Glutamate is the most abundant excitatory neurotransmitter in vertebrate sensory systems and the brain. Upon synaptic release, glutamate activates metabotropic glutamate receptors (mGluRs) as well as ionotropic receptors (NMDA, AMPA and kainate receptors).

MGluRs are class C G-protein coupled receptors (GPCRs) with widespread expression in the mammalian nervous system. As such, mGluRs are involved in many neural processes regulating important physiological and pathological processes.

mGlu7 receptor and PTSD

The involvement of excess levels of glutamate in brain damage produced by stress has not received sufficient attention. Stress can induce profound increases in brain levels of glutamate, a neurotransmitter which is involved in memory and anxiety, and in the production of the traumatic memory, as well as the emotional components of PTSD.

The mGlu7 receptor is specifically located in these brain regions that regulate anxiety, memory and emotion, and has been shown to act as a key tuner of imbalanced glutamate levels associated to trauma-related brain mechanisms.

PRAGMA’s technology is based on the allosteric modulation of the mGlu7 receptor which corresponds to a unique and innovative approach to regulate stress-related responses, fear and cognitive dysfunctions associated to PTSD.

Specifically acting in brain regions altered by the trauma, PRAGMA’s lead molecule has demonstrated efficacy in a proof-of-concept study, alleviating stress behavior in a translational animal model of PTSD. PRAGMA is now further progressing its molecules into additional studies, supported by brain imaging (i.e., PET tracer and receptor occupancy) and biomarkers identification.

Some references:
Myers KM et al. (2011) Glutamate receptors in extinction and extinction-based therapies for psychiatric illness. Neuropsychopharmacology Reviews, 36, 274.
Popoli M et al. (2012) The stressed synapse: the impact of stress and glucocorticoids on glutamate transmission. Nature Review Neuroscience, 13:22.
Singewald N, et al. (2015) Pharmacology of cognitive enhancers for exposure-based therapy of fear, anxiety and trauma-related disorders. Pharmacol Ther, 149:150.
O’Connor RM et al. (2010) Metabotropic glutamate receptor 7: at the interface of cognition and emotion. Eur J Pharmacol, 639(1-3):123.
O’Connor RM et al. (2013) Adult siRNA-induced knockdown of mGlu7 receptors reduces anxiety in the mouse. Neuropharmacology, 72:66.
Gee CE, et al. (2014) Blocking metabotropic glutamate receptor subtype 7 (mGlu7) via the Venus flytrap domain (VFTD) inhibits amygdala plasticity, stress, and anxiety-related behavior. J Biol Chem, 289(16):10975.

mGlu7 receptor and Hearing Loss

Glutamate is also the primary excitatory neurotransmitter of both the inner ear (peripheral auditory system) and parts of the brain used for hearing (central auditory system). Recent findings indicate that cochlear synaptic mechanisms involving glutamate excitotoxicity can contribute to hearing impairments from a similar event.

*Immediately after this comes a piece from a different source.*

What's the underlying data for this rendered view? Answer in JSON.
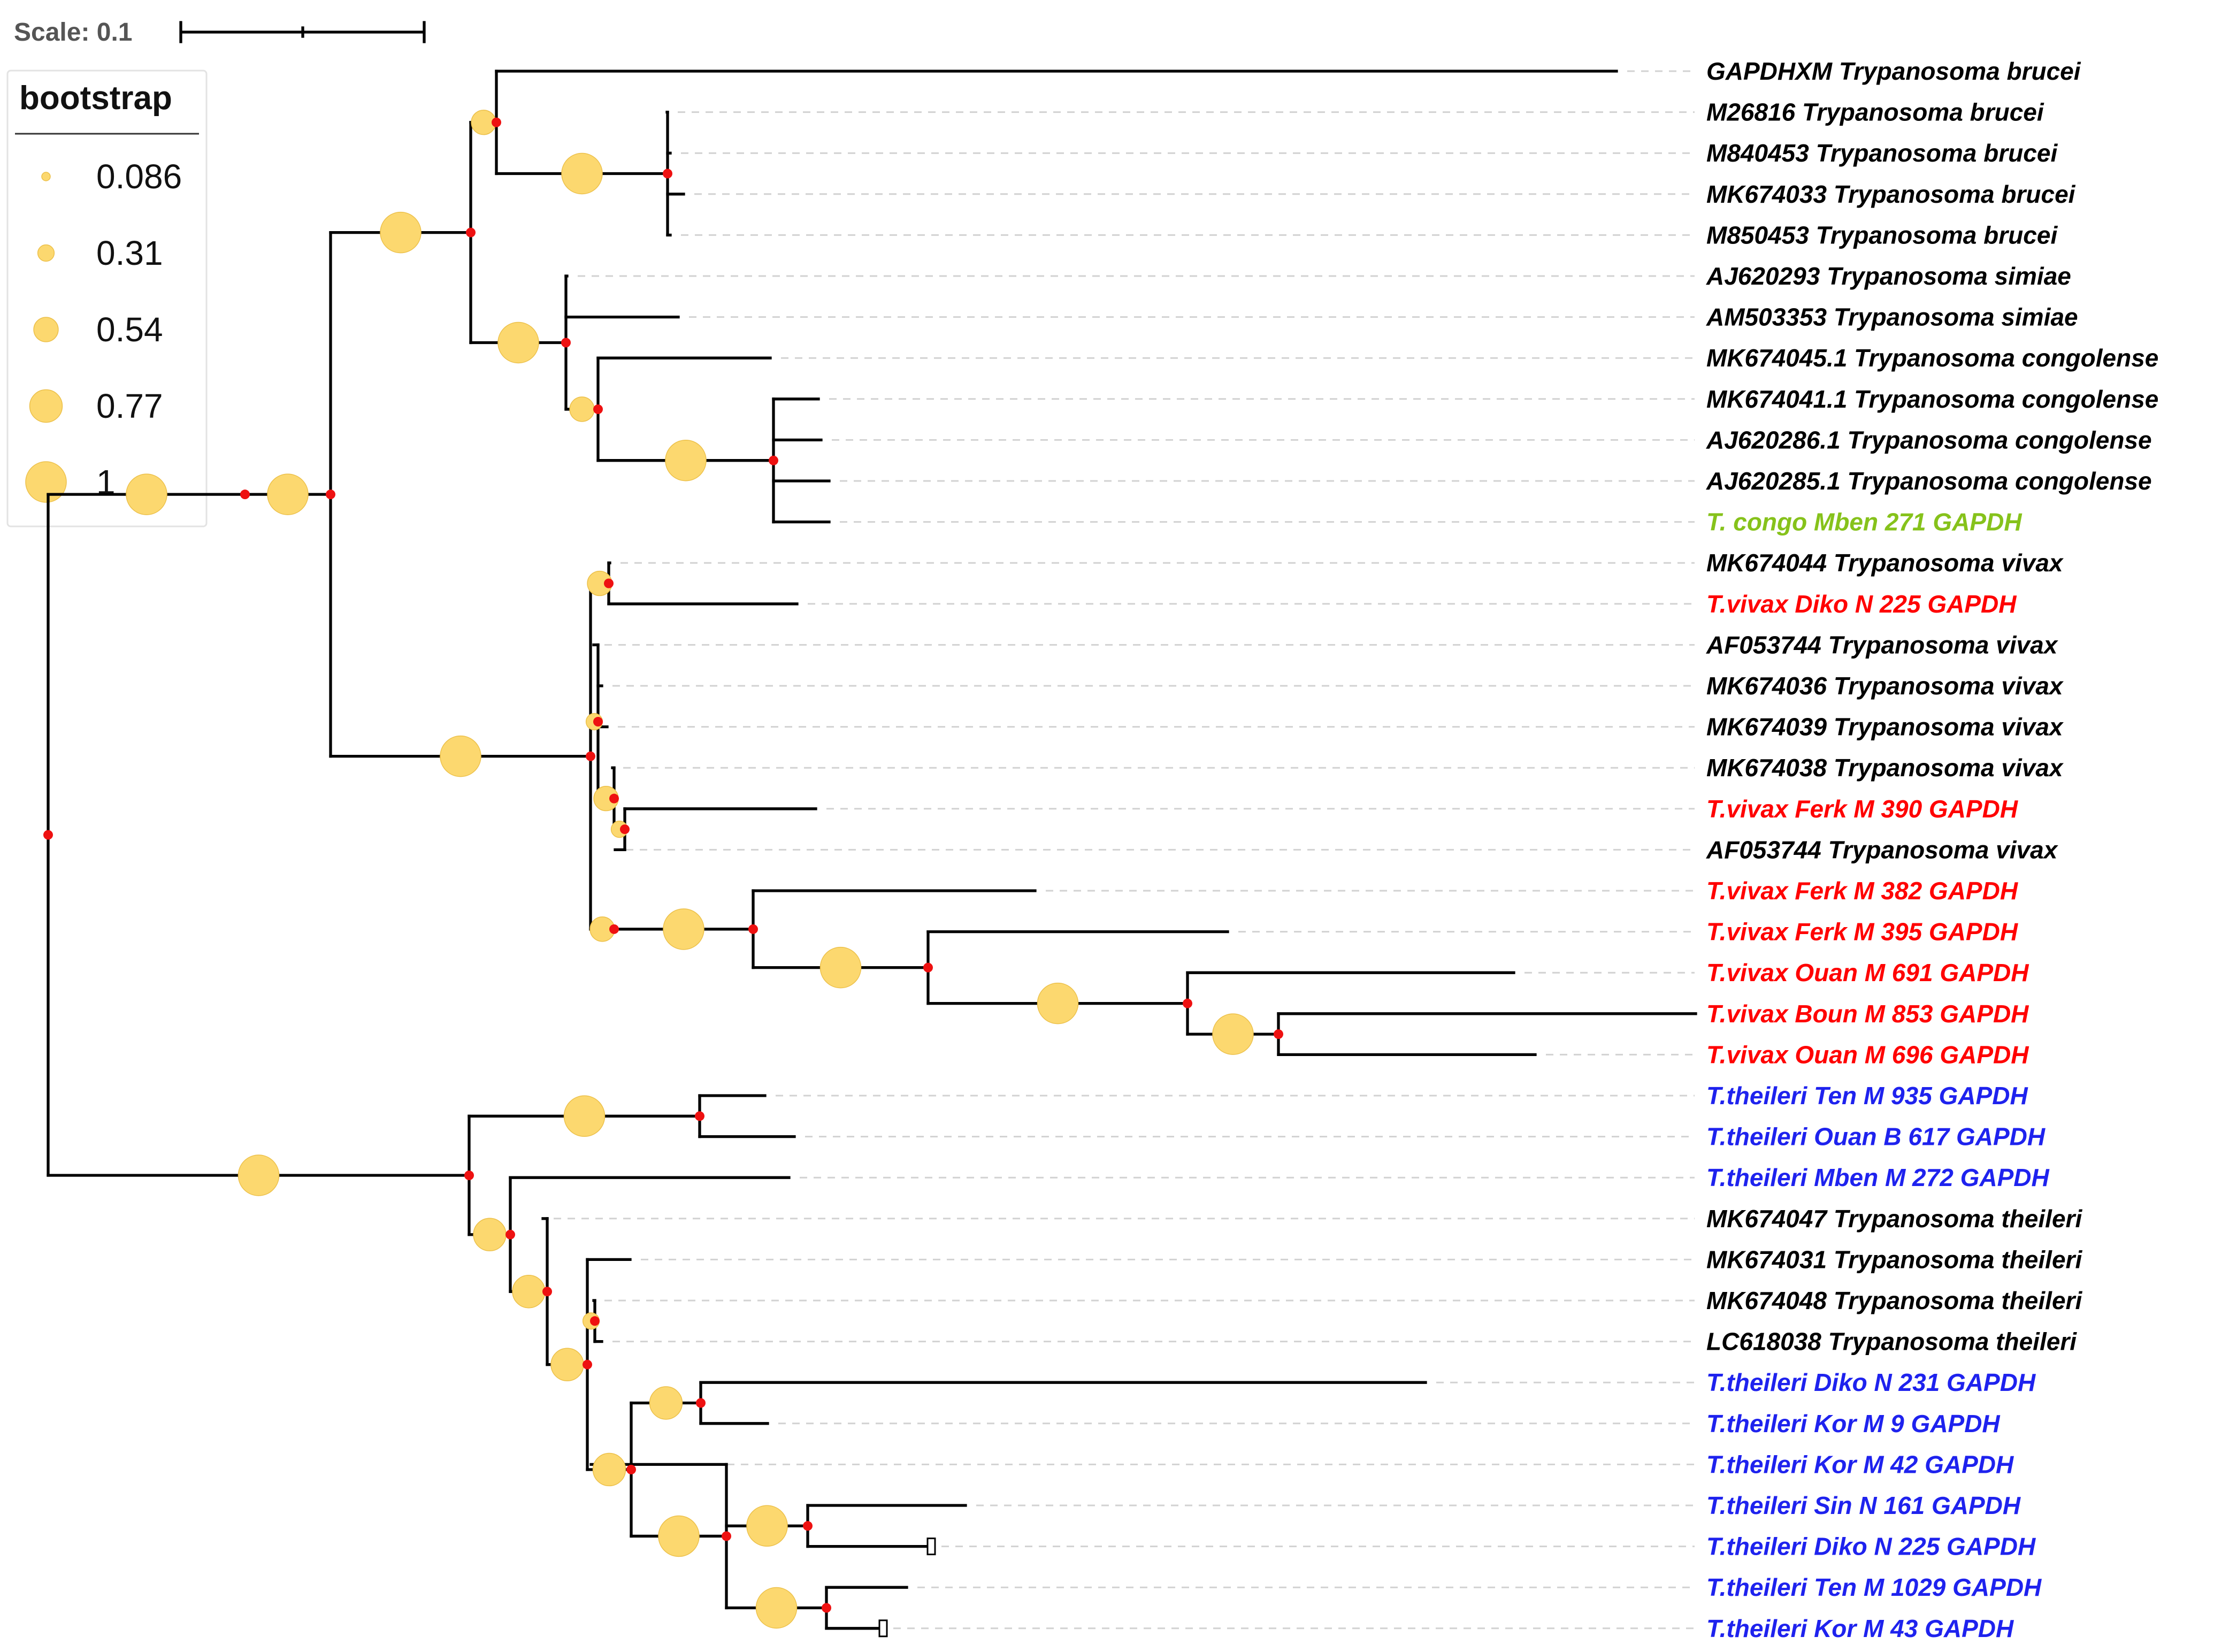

Protection against glutamate insults may provide therapeutic solutions to the degeneration of the synaptic contacts between inner hair cells and spiral ganglion neurons, frequently implicated in the pathogenesis of sensorineural hearing loss (SNHL) caused by various factors, such as noise overexposure and aging.

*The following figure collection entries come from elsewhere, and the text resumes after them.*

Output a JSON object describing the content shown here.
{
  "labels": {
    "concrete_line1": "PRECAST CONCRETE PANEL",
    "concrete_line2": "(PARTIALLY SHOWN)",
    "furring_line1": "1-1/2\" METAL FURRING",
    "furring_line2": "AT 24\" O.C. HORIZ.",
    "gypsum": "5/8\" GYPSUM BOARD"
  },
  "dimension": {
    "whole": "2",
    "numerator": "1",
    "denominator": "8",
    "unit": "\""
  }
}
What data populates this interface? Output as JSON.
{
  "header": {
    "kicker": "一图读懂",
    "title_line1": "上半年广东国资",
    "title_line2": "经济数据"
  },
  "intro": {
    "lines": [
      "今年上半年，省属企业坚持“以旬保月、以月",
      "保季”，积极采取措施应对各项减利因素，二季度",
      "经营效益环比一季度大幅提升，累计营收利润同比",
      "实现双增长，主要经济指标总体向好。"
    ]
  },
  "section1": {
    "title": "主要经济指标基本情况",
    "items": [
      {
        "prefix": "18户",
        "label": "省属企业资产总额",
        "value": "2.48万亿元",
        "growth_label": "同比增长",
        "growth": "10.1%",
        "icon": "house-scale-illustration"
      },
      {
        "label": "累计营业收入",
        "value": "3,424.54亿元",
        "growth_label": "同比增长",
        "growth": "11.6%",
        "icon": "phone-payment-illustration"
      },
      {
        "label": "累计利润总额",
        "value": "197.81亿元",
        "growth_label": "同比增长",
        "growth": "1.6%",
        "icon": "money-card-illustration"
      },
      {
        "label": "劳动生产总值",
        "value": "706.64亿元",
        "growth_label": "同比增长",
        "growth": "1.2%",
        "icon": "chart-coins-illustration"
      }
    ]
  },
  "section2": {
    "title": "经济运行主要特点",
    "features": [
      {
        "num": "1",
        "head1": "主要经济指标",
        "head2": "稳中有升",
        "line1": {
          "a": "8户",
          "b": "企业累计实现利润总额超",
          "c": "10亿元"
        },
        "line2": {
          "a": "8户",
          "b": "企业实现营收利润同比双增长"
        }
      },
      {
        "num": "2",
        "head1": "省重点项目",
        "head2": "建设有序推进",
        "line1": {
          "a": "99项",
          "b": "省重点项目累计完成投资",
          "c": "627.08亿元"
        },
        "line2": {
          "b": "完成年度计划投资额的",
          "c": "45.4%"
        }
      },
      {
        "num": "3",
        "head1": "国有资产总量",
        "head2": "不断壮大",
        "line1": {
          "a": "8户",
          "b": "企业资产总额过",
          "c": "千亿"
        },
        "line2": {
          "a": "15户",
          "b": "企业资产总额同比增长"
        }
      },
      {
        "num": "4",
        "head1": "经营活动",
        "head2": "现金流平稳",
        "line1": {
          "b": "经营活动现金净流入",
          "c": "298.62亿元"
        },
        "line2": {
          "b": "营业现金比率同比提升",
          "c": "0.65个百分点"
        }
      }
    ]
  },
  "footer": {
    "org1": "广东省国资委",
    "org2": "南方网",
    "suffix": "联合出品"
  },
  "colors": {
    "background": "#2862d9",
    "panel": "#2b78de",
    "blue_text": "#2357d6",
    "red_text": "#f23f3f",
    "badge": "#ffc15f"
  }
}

Interestingly, the mGlu7 receptor is expressed in hair cells (HCs) and in spiral ganglion neurons (SGN) of the inner ear as well as at the auditory nerve fibre synapse in the mammalian cochlea in human, which comprises a key part of the pathway from the inner ear to the brain necessary for normal hearing.

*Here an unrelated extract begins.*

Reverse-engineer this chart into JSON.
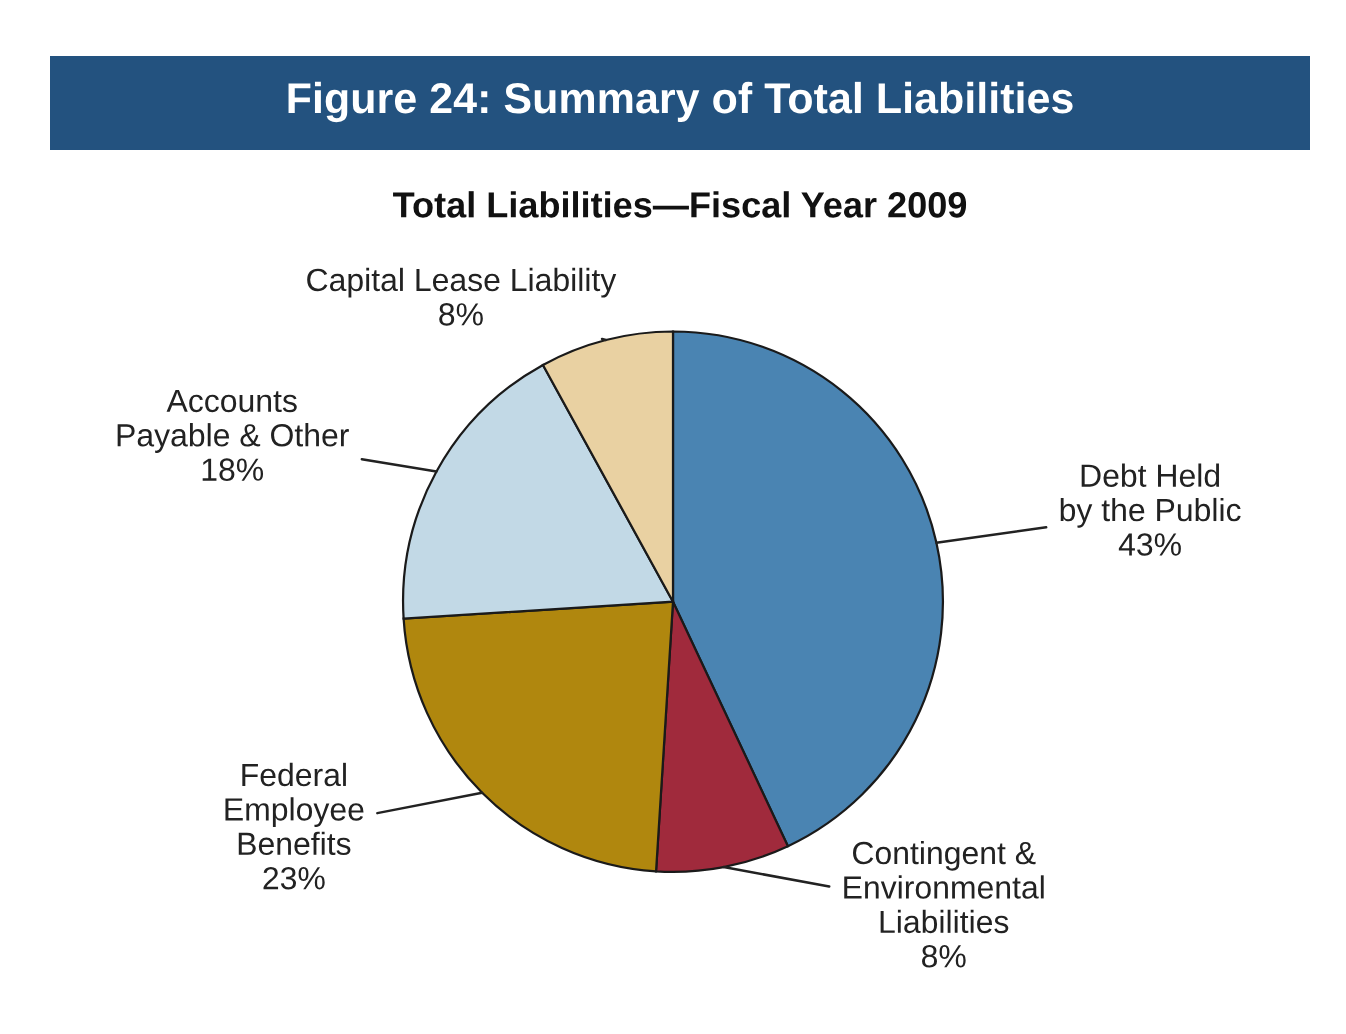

More importantly, three Genome-Wide Association Studies (GWAS) confirmed the unique and critical role of the gene encoding mGlu7 receptor (GRM7), strongly linked to age-related hearing loss in American, European, and chinese populations. By dampening glutamate neurotransmission and excitotoxicity through the application of an mGlu7 allosteric modulator, we anticipate a major improvement of auditory functions, protecting and/or preventing damage of the hair cells and auditory nerve fibers against glutamate excitotoxicity insults.

Some references:
Myers KM et al. (2011) Glutamate receptors in extinction and extinction-based therapies for psychiatric illness. Neuropsychopharmacology Reviews, 36, 274.
Nordang L et al, (2000) Acta Otolaryngol; 120(3):359-62.
Friedman RA et al. (2009) GRM7 variants confer susceptibility to age-related hearing impairment. Hum Mol Genet; 18(4):785-96.
Newman DN et al. (2012) GRM7 variants associated with age-related hearing loss based on auditory perception. Hear Res; 294(1-2):125-32.
Luo H et al. (2013) Association of GRM7 variants with different phenotype patterns of age-related hearing impairment in an elderly male Han Chinese population. PLoS One; 8(10):e77153.
Lu Y (2014) Metabotropic glutamate receptors in auditory processing. Neuroscience; 274:429-45.